Thanks to this query. Now I am able to see all the paths on suse 11.0 client which is connected to cluster head. I have discovered the FC lun and mounted on suse client. once after failing over the cluster head lun should be accessible from the other head. I performed the head failover, client is able to see the multipath as mentioned below however the mounted lun become readonly filesystem.

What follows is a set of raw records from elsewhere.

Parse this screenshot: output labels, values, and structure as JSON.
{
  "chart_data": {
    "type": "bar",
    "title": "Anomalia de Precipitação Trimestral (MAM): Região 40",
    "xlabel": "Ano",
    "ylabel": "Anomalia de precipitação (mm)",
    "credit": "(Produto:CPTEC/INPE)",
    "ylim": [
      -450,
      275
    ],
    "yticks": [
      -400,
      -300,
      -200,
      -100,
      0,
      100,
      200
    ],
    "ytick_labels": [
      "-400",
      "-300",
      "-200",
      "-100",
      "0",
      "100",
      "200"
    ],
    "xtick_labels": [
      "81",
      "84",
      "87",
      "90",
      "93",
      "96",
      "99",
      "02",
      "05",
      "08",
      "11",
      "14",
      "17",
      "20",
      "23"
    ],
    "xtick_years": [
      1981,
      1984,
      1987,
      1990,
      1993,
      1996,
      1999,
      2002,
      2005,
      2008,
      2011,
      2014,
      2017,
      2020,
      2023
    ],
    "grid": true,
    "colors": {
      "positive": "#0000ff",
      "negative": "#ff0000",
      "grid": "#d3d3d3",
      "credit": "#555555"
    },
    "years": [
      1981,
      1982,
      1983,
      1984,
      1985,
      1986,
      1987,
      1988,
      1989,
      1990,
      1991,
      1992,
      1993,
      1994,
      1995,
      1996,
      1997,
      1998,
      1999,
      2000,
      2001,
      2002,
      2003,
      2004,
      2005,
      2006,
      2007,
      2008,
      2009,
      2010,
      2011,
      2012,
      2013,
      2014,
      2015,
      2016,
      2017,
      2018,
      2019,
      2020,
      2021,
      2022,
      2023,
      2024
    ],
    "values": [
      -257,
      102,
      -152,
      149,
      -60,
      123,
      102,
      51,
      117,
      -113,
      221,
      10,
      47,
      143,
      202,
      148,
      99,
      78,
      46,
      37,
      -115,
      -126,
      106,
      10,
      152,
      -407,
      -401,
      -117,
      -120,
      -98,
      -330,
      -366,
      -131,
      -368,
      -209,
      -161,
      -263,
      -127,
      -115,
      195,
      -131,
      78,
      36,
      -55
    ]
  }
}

My suse client has attached with Emulex HBA. Is there any changes I need to do oninitiator side to resolve this issue ?

More details :
Multipath after failover :
3600144f098396baf00004c2477c00004 dm-3 SUN,Sun <BOX>
[size=10][features=0][hwhandler=0][rw]
_ round-robin 0 [prio=0][enabled]
_ 0:0:0:3 sdd 8:48 [failed][faulty]
_ round-robin 0 [prio=1][active]
_ 0:0:1:3 sdk 8:160 [active][ready]
_ round-robin 0 [prio=0][enabled]
_ 1:0:0:3 sdr 65:16 [failed][faulty]
_ round-robin 0 [prio=1][enabled]
_ 1:0:1:3 sdy 65:128 [active][ready]

linux-rv2s:~ # cat /etc/multipath.conf
device {
vendor “SUN”

product “*”

path_grouping_policy group_by_prio
getuid_callout “/lib/udev/scsi_id --page=0x83 --whitelisted --device=/dev/%n”
path_checker tur
path_selector “round-robin 0”
prio alua
prio_calluot “/sbin/mpath_prio_tpc /dev/%n”
rr_weight uniform
failback immediate
hardware_handler “0”
no_path_retry 12
rr_min_io 100
}[/size]